Like many major Communist Party events, the Cuban regime preceded Friday’s Congress with a purge. Exiting the government this week were the Minister of the Revolutionary Armed Forces Leopoldo Cintra Frías and Agriculture Minister Gustavo Rodríguez Rollero. The Cuban armed forces are at the forefront of one of Cuba’s most lucrative trades, tourism, owning and running some of the country’s most popular hotels, restaurants, and beachfronts. Cuba’s agriculture industry has suffered tremendously in the past half-decade, failing to meet basic expectations for the cultivation of key crops like wheat and sugar.
Dissident observers on the island considered the purge, particularly the removal of Cintra Frías, an attempt to ensure only Raúl Castro’s most loyal henchmen were in power if Castro were to retire.
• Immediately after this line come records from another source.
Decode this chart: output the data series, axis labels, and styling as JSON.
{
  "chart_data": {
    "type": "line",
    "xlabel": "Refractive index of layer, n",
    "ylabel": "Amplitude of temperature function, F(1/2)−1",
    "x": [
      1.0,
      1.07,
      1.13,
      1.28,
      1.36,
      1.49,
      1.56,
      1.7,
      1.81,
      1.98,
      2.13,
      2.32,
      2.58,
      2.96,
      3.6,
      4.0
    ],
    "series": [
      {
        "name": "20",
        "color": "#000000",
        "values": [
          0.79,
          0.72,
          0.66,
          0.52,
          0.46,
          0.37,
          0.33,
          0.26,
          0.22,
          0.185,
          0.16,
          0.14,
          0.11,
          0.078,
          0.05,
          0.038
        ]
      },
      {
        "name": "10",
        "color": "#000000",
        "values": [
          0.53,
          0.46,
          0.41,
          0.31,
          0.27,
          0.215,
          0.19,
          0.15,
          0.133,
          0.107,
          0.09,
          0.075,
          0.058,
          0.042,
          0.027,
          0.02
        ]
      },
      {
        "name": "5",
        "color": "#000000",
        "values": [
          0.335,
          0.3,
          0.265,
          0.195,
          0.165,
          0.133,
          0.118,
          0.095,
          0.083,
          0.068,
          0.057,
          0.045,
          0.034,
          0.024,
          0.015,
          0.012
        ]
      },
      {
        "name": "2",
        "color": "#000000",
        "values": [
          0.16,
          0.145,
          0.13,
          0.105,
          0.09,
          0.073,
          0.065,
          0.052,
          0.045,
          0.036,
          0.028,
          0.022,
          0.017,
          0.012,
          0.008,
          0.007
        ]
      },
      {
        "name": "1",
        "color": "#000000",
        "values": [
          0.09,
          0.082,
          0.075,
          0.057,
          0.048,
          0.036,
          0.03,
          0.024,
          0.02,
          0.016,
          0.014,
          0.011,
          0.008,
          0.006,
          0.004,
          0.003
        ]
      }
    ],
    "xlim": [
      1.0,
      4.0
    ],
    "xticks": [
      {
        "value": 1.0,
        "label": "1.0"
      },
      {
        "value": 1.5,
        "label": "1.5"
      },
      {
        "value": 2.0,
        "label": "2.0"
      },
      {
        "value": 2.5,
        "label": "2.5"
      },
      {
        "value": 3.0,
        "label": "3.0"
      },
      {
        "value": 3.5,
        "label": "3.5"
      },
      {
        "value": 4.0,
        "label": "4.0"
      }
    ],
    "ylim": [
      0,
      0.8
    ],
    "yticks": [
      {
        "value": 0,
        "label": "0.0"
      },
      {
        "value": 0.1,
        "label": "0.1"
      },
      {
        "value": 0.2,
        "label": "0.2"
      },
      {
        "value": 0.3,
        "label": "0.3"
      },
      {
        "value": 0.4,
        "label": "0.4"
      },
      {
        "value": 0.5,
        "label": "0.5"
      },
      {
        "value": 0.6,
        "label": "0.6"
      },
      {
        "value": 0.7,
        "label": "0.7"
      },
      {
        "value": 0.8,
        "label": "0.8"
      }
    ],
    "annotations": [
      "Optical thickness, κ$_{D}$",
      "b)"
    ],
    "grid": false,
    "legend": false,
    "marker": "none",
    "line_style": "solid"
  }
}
Cintras Frías is 80 years old, meaning that not removing from his post currently would likely give someone other than Raúl Castro the power to choose a handpicked successor if Castro stepped down as chairman.
“Raúl Castro is moving the figures he has to to shield in some way, or try to shield, the power that he is leaving to his son and his close people,” Antonio Rodiles, the head of the anti-communist Cuban group Estado de Sats, told Cubanet this week, noting that Castro appears to be limited to “appealing to individuals over the age of 80” to maintain the maximum amount of power possible.
“In these types of regimes, where legitimacy comes from companionship and personal closeness, I think this move is a response to that – who is closest to who, who offers a little more trust,” Manuel Cuesta Morúa, another dissident and spokesman for the group Arco Progresista, told Cubanet. “I have the impression that that is where the change is going, which they are making look like a renovation.”